On 25 July 2018, Norway’s Petroleum Safety Authority (PSA) carried out an audit of the follow-up of materials handling, cranes and lifting on ‘Martin Linge B’, the floating storage and offloading unit that was recently installed in North Sea. The audit detected non-conformities in the areas of procedures for cranes and lifting operations, completion of cranes and training.
The audit formed part of PSA Norway’s follow-up of the development project for the Martin Linge field. The objective of the audit was to assess whether the requirements for materials handling, cranes and lifting on Martin Linge B were being met during the conversion of and operational preparations for the facility.

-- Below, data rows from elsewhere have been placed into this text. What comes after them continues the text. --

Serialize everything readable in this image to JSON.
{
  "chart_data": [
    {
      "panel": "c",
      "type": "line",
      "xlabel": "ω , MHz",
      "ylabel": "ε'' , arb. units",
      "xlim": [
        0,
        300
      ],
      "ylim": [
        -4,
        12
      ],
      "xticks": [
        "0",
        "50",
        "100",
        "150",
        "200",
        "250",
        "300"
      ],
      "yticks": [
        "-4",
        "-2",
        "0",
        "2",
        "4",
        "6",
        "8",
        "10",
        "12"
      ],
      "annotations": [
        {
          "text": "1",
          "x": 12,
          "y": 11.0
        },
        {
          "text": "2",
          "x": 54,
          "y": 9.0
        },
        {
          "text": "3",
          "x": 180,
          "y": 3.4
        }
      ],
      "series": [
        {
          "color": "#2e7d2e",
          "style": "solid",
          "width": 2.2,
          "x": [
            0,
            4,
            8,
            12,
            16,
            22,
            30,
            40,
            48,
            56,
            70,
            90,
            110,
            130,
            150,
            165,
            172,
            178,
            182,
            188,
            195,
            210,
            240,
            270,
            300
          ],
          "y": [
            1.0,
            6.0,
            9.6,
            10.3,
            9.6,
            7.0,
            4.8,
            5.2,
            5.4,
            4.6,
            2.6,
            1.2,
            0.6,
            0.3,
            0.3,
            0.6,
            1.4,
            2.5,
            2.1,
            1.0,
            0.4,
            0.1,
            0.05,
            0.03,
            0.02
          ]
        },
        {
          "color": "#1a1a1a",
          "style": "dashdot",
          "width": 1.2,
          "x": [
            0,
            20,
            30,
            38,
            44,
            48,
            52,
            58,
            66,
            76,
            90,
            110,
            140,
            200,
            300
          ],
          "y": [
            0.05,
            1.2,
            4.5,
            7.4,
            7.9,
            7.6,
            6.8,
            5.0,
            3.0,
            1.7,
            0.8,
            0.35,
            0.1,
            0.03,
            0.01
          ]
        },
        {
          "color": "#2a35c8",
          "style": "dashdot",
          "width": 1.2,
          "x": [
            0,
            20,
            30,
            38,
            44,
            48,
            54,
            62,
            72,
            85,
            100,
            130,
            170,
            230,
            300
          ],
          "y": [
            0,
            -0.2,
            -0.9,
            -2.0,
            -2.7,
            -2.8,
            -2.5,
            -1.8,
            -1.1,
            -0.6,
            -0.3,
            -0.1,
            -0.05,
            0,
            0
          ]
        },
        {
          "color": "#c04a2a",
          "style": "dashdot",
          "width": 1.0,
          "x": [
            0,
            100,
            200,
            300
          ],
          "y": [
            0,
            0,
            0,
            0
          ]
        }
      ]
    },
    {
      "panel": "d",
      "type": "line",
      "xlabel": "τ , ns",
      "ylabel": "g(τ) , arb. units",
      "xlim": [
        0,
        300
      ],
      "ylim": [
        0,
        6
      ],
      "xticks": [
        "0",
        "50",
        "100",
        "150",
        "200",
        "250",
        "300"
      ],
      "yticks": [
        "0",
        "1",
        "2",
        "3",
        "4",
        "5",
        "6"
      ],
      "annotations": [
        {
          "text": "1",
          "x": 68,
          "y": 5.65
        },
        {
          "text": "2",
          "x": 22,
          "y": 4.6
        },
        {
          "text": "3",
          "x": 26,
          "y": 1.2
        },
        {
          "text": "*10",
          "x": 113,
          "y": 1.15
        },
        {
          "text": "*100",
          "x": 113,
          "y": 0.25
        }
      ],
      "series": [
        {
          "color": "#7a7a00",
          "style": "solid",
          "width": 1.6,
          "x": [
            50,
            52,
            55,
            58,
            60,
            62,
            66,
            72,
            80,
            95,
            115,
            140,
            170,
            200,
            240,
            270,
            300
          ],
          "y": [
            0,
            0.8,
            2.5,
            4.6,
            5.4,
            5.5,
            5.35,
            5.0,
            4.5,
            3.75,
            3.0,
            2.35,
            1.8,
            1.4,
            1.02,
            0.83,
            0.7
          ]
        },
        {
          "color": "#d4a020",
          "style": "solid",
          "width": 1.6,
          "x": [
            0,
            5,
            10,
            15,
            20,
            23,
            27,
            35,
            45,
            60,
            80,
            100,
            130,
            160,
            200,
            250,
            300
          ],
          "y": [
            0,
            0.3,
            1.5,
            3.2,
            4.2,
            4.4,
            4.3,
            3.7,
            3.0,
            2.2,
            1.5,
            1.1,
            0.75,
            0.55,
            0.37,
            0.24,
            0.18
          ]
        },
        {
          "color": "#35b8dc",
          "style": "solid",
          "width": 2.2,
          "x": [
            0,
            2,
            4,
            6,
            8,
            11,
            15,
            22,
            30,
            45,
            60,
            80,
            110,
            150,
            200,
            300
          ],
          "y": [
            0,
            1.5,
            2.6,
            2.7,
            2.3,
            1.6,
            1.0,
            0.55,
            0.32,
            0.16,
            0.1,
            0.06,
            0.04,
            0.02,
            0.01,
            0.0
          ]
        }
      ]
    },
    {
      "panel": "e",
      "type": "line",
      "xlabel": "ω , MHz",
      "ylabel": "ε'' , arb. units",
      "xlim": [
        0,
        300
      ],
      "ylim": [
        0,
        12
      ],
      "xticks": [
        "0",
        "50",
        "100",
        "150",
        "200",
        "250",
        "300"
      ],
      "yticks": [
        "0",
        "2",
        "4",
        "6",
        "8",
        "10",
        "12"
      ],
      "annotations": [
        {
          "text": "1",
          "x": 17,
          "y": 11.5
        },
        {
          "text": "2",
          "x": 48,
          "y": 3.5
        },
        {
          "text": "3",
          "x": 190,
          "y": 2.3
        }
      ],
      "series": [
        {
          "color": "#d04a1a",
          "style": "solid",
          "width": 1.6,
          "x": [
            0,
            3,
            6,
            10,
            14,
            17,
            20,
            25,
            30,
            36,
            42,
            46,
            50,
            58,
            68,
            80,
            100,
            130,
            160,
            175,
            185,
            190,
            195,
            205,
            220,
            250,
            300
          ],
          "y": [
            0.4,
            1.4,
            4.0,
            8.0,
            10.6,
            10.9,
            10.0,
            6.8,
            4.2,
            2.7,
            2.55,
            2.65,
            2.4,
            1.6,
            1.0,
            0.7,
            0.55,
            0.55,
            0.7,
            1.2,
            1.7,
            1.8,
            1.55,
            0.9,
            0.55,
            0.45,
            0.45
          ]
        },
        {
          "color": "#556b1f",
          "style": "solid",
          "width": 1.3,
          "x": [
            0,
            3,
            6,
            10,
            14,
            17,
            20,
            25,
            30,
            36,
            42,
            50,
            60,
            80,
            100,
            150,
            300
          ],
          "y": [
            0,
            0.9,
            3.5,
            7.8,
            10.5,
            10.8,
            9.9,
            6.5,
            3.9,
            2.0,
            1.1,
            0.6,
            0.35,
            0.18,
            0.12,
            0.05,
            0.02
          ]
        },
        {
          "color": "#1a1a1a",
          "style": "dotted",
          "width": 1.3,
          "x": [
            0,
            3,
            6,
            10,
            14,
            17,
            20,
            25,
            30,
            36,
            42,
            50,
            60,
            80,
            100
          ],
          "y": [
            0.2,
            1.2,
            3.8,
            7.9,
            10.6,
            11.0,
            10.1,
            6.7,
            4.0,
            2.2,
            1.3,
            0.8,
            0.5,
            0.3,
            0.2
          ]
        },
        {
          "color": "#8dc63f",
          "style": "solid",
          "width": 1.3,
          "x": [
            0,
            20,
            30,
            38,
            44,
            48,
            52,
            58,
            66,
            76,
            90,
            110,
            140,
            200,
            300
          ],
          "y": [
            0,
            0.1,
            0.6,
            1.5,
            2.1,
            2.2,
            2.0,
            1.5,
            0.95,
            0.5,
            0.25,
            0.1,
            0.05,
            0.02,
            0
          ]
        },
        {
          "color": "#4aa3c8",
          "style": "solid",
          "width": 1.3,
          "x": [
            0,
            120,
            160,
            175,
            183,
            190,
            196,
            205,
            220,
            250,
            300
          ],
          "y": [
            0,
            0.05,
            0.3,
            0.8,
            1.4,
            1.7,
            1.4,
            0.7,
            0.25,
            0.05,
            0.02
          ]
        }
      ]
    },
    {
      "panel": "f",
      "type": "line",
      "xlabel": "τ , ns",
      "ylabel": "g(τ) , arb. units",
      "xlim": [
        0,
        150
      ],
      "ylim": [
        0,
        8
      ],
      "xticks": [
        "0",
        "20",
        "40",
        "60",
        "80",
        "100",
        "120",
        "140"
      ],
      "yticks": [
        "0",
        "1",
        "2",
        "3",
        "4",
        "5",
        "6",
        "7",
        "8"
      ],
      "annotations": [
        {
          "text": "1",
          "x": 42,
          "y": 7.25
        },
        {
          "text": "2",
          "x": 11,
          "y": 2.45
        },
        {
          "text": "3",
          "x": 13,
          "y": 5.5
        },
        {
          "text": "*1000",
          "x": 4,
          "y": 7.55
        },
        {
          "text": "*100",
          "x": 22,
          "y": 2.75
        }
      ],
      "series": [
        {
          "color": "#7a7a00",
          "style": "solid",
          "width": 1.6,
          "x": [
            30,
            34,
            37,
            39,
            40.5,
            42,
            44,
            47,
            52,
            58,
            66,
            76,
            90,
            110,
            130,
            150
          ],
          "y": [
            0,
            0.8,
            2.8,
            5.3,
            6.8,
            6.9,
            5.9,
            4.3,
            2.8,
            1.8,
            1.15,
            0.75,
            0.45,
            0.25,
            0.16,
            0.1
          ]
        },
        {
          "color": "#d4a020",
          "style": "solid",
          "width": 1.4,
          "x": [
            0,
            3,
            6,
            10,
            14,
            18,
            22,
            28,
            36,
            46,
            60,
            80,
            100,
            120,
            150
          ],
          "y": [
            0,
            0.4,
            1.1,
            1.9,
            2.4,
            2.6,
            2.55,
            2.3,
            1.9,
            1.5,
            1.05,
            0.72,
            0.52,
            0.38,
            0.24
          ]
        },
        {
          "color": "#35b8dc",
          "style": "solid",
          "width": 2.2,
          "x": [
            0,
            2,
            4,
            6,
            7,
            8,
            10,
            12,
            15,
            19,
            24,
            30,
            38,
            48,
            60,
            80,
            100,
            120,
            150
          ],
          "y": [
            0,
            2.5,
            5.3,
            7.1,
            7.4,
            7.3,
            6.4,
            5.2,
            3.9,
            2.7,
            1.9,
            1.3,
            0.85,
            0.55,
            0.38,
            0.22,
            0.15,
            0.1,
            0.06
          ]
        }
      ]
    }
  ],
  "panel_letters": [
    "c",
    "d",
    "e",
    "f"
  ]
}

The safety body gave Equinor a deadline of 3 September 2018 to report on how the non-conformities will be addressed.
MT Hanne Knutsen has been converted to a floating storage and offloading unit (FSO) and named Martin Linge B. Norwegian oil major Equinor is leasing Martin Linge B from Knutsen NYK Offshore Tankers AS (KNOT), which is also operating the facility.
The Martin Linge field in the North Sea is an oil and gas discovery that was made in 1975. The field is located 42 km west of Oseberg, at a water depth of 115 metres. Equinor (then Statoil) became the operator of the Martin Linge field and Garantiana discovery in a transaction completed on 19 March 2018.
New wells drilled in the following years confirmed that this was a complex, high-pressure area, consisting of an oil reservoir at 2,000 metres depth and a sizeable gas reservoir at 4000 metres depth.
At peak some 1,500 to 2,000 individuals in rotation will be occupied in the hook up and completion phase. The production is estimated to begin in 2019.